Annan juga turut menghadirkan antitesis dari tokoh Leanles dan Suhar, yakni Mas Ageng sebagai gambaran dari keberpihakannya kepada masyarakat.
“Interpretasi Mas Ageng sebagai raja dengan watak kasih sayang dan anti perang,” ujarnya.
Namun, lanjut Annan, Mas Ageng terpaksa menggunakan kekerasan untuk meredam sikap Suhar yang otoriter.
“Karena tindakan Suhar semena-mena, maka meletus lah pertempuran,” tuturnya.
Ia kemudian berpendapat, adakalanya kekerasan dapat digunakan untuk kepentingan bersama.
“Kekerasan tidak selamanya buruk, ada kalanya digunakan untuk kepentingan bersama,” katanya.

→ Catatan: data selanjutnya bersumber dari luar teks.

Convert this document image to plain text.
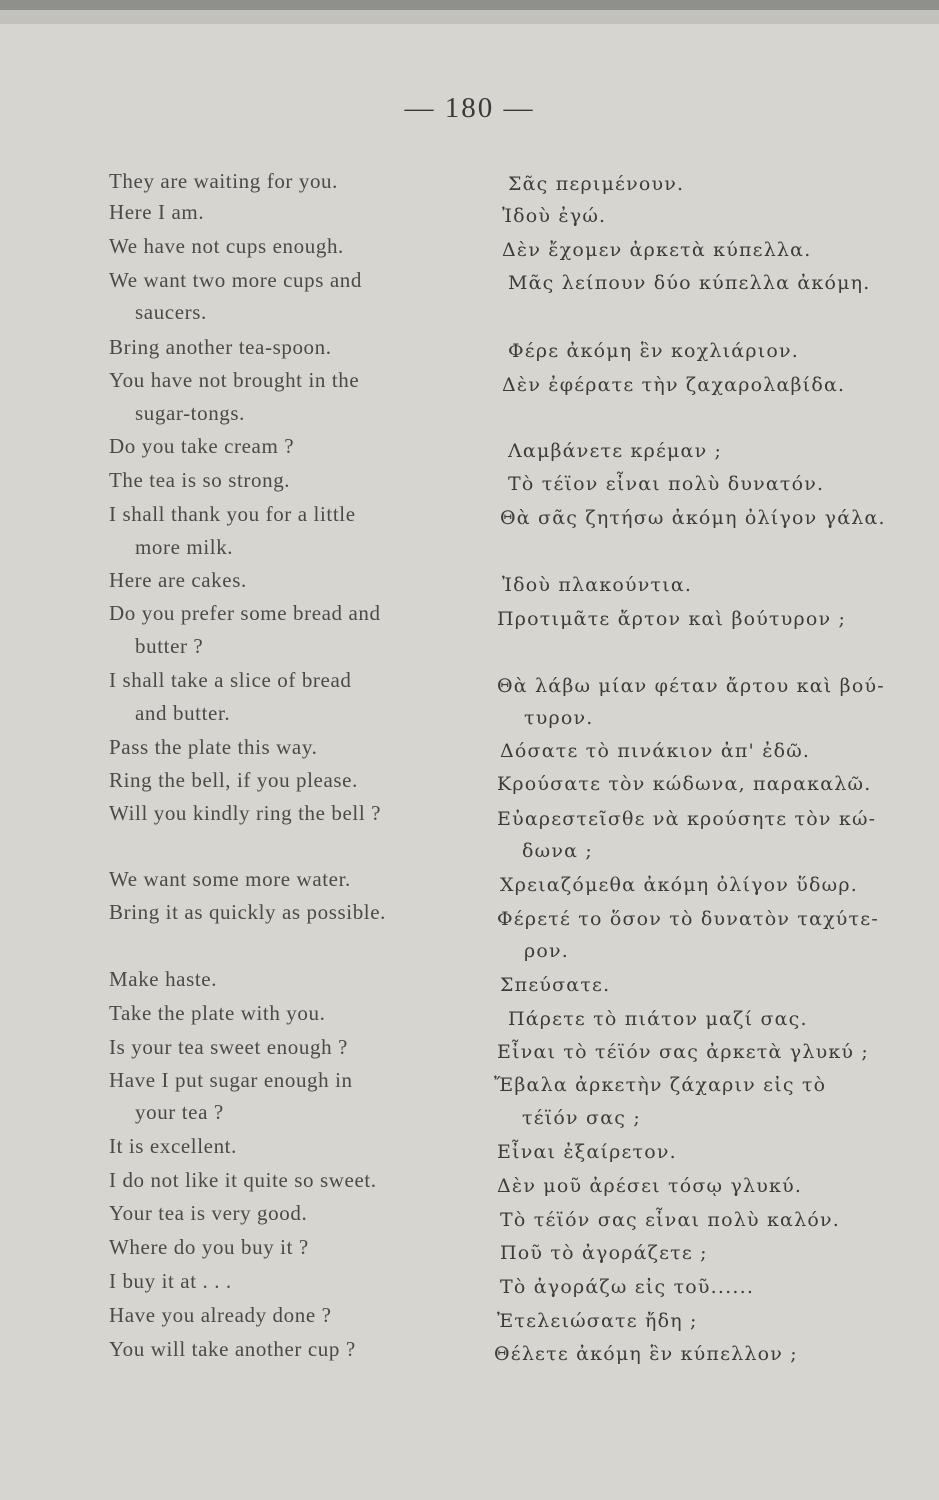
— 180 —
They are waiting for you.
Here I am.
We have not cups enough.
We want two more cups and
saucers.
Bring another tea-spoon.
You have not brought in the
sugar-tongs.
Do you take cream ?
The tea is so strong.
I shall thank you for a little
more milk.
Here are cakes.
Do you prefer some bread and
butter ?
I shall take a slice of bread
and butter.
Pass the plate this way.
Ring the bell, if you please.
Will you kindly ring the bell ?
We want some more water.
Bring it as quickly as possible.
Make haste.
Take the plate with you.
Is your tea sweet enough ?
Have I put sugar enough in
your tea ?
It is excellent.
I do not like it quite so sweet.
Your tea is very good.
Where do you buy it ?
I buy it at . . .
Have you already done ?
You will take another cup ?
Σᾶς περιμένουν.
Ἰδοὺ ἐγώ.
Δὲν ἔχομεν ἀρκετὰ κύπελλα.
Μᾶς λείπουν δύο κύπελλα ἀκόμη.
Φέρε ἀκόμη ἓν κοχλιάριον.
Δὲν ἐφέρατε τὴν ζαχαρολαβίδα.
Λαμβάνετε κρέμαν ;
Τὸ τέϊον εἶναι πολὺ δυνατόν.
Θὰ σᾶς ζητήσω ἀκόμη ὀλίγον γάλα.
Ἰδοὺ πλακούντια.
Προτιμᾶτε ἄρτον καὶ βούτυρον ;
Θὰ λάβω μίαν φέταν ἄρτου καὶ βού-
τυρον.
Δόσατε τὸ πινάκιον ἀπ' ἐδῶ.
Κρούσατε τὸν κώδωνα, παρακαλῶ.
Εὐαρεστεῖσθε νὰ κρούσητε τὸν κώ-
δωνα ;
Χρειαζόμεθα ἀκόμη ὀλίγον ὕδωρ.
Φέρετέ το ὅσον τὸ δυνατὸν ταχύτε-
ρον.
Σπεύσατε.
Πάρετε τὸ πιάτον μαζί σας.
Εἶναι τὸ τέϊόν σας ἀρκετὰ γλυκύ ;
Ἔβαλα ἀρκετὴν ζάχαριν εἰς τὸ
τέϊόν σας ;
Εἶναι ἐξαίρετον.
Δὲν μοῦ ἀρέσει τόσῳ γλυκύ.
Τὸ τέϊόν σας εἶναι πολὺ καλόν.
Ποῦ τὸ ἀγοράζετε ;
Τὸ ἀγοράζω εἰς τοῦ......
Ἐτελειώσατε ἤδη ;
Θέλετε ἀκόμη ἓν κύπελλον ;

Annan juga mengaku bahwa isu kemanusiaan yang diselipkan dalam cerita merupakan kritik terhadap feodalisme yang masih mengakar.

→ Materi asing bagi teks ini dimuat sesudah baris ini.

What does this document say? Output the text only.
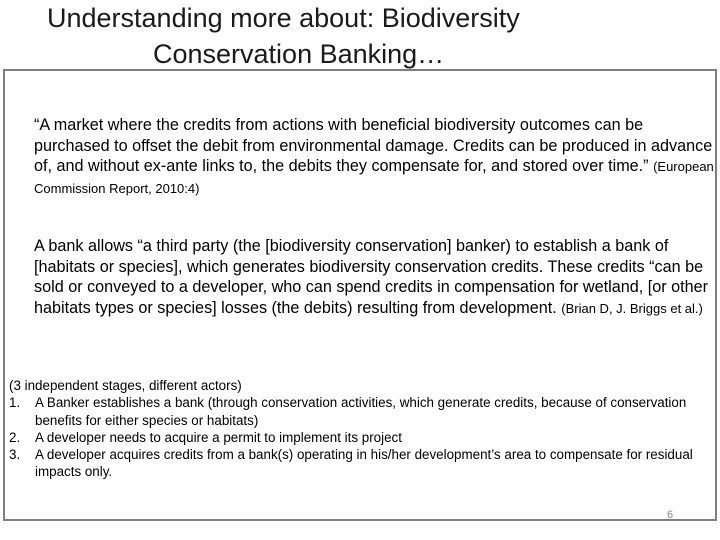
Understanding more about: Biodiversity
Conservation Banking…
“A market where the credits from actions with beneficial biodiversity outcomes can be purchased to offset the debit from environmental damage. Credits can be produced in advance of, and without ex-ante links to, the debits they compensate for, and stored over time.” (European Commission Report, 2010:4)
A bank allows “a third party (the [biodiversity conservation] banker) to establish a bank of [habitats or species], which generates biodiversity conservation credits. These credits “can be sold or conveyed to a developer, who can spend credits in compensation for wetland, [or other habitats types or species] losses (the debits) resulting from development. (Brian D, J. Briggs et al.)
(3 independent stages, different actors)
1. A Banker establishes a bank (through conservation activities, which generate credits, because of conservation benefits for either species or habitats)
2. A developer needs to acquire a permit to implement its project
3. A developer acquires credits from a bank(s) operating in his/her development’s area to compensate for residual impacts only.
6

“Sesama manusia seharusnya tidak boleh memandang kasta,” ucapnya.
Salah satu penonton, Ilham Khoirullah menafsirkan bahwa kekuasaan sebagai bagian dari ambisi manusia hingga mampu menghalalkan segala cara.
“Beberapa orang menghalalkan segala cara untuk berkuasa,” katanya.

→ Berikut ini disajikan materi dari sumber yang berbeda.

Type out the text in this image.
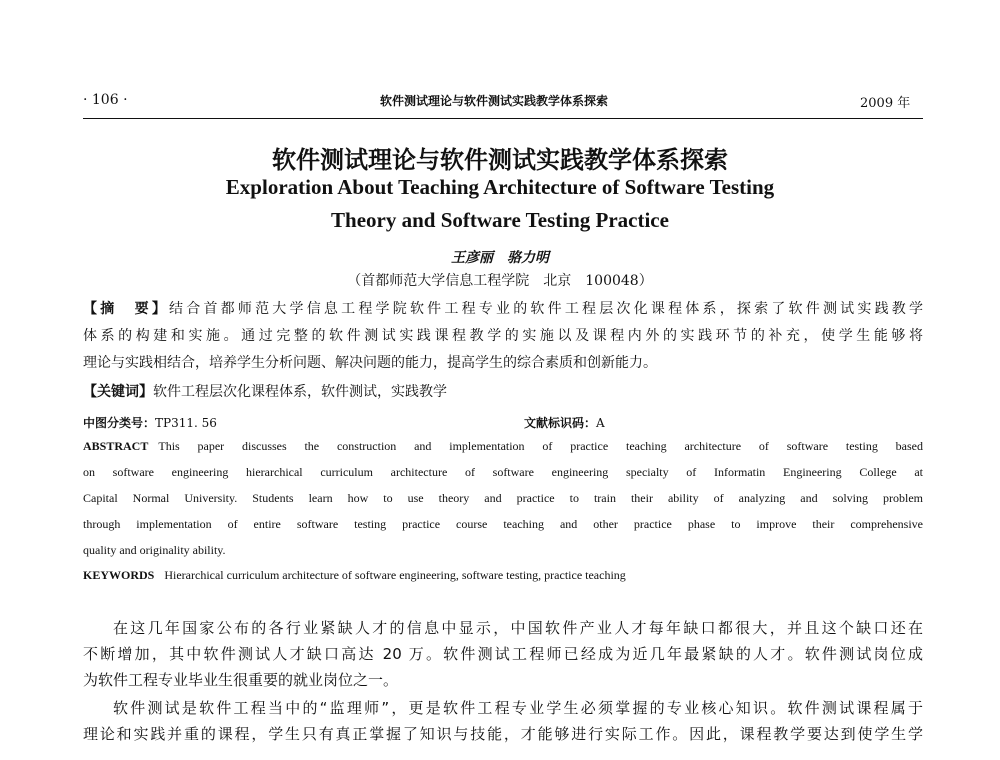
· 106 ·	软件测试理论与软件测试实践教学体系探索	2009 年
软件测试理论与软件测试实践教学体系探索
Exploration About Teaching Architecture of Software Testing
Theory and Software Testing Practice
王彦丽　骆力明
（首都师范大学信息工程学院　北京　100048）
【摘　要】结合首都师范大学信息工程学院软件工程专业的软件工程层次化课程体系，探索了软件测试实践教学
体系的构建和实施。通过完整的软件测试实践课程教学的实施以及课程内外的实践环节的补充，使学生能够将
理论与实践相结合，培养学生分析问题、解决问题的能力，提高学生的综合素质和创新能力。
【关键词】软件工程层次化课程体系，软件测试，实践教学
中图分类号：TP311. 56	文献标识码：A
ABSTRACT This paper discusses the construction and implementation of practice teaching architecture of software testing based
on software engineering hierarchical curriculum architecture of software engineering specialty of Informatin Engineering College at
Capital Normal University. Students learn how to use theory and practice to train their ability of analyzing and solving problem
through implementation of entire software testing practice course teaching and other practice phase to improve their comprehensive
quality and originality ability.
KEYWORDS Hierarchical curriculum architecture of software engineering, software testing, practice teaching
在这几年国家公布的各行业紧缺人才的信息中显示，中国软件产业人才每年缺口都很大，并且这个缺口还在
不断增加，其中软件测试人才缺口高达 20 万。软件测试工程师已经成为近几年最紧缺的人才。软件测试岗位成
为软件工程专业毕业生很重要的就业岗位之一。
软件测试是软件工程当中的“监理师”，更是软件工程专业学生必须掌握的专业核心知识。软件测试课程属于
理论和实践并重的课程，学生只有真正掌握了知识与技能，才能够进行实际工作。因此，课程教学要达到使学生学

Menyinggung sosok Suhar dalam cerita, Ilham mengatakan bahwa Suhar yang bosan hidup miskin hanya ingin berkuasa untuk memperkaya dirinya sendiri.
“Seperti Suhar yang hanya ingin memperkaya dirinya sendiri,” ujarnya.
Menurutnya, kemiskinan bisa dipandang sebagai penderitaan apabila manusia tidak memiliki rasa puas.
“Kalau kita merasa selalu kurang, artinya kemiskinan merupakan penderitaan,” tuturnya.
Ia mengakui, karakter Mas Ageng yang berperan sebagai raja dalam pementasan mengajarkan memanusiakan manusia.
“Ketika masyarakat ingin orang yang bersalah di bunuh, Mas Ageng justru memberikan kesempatan untuk hidup,” tutupnya.
Reporter: Moehammad Alfarizy
Editor: Eka R.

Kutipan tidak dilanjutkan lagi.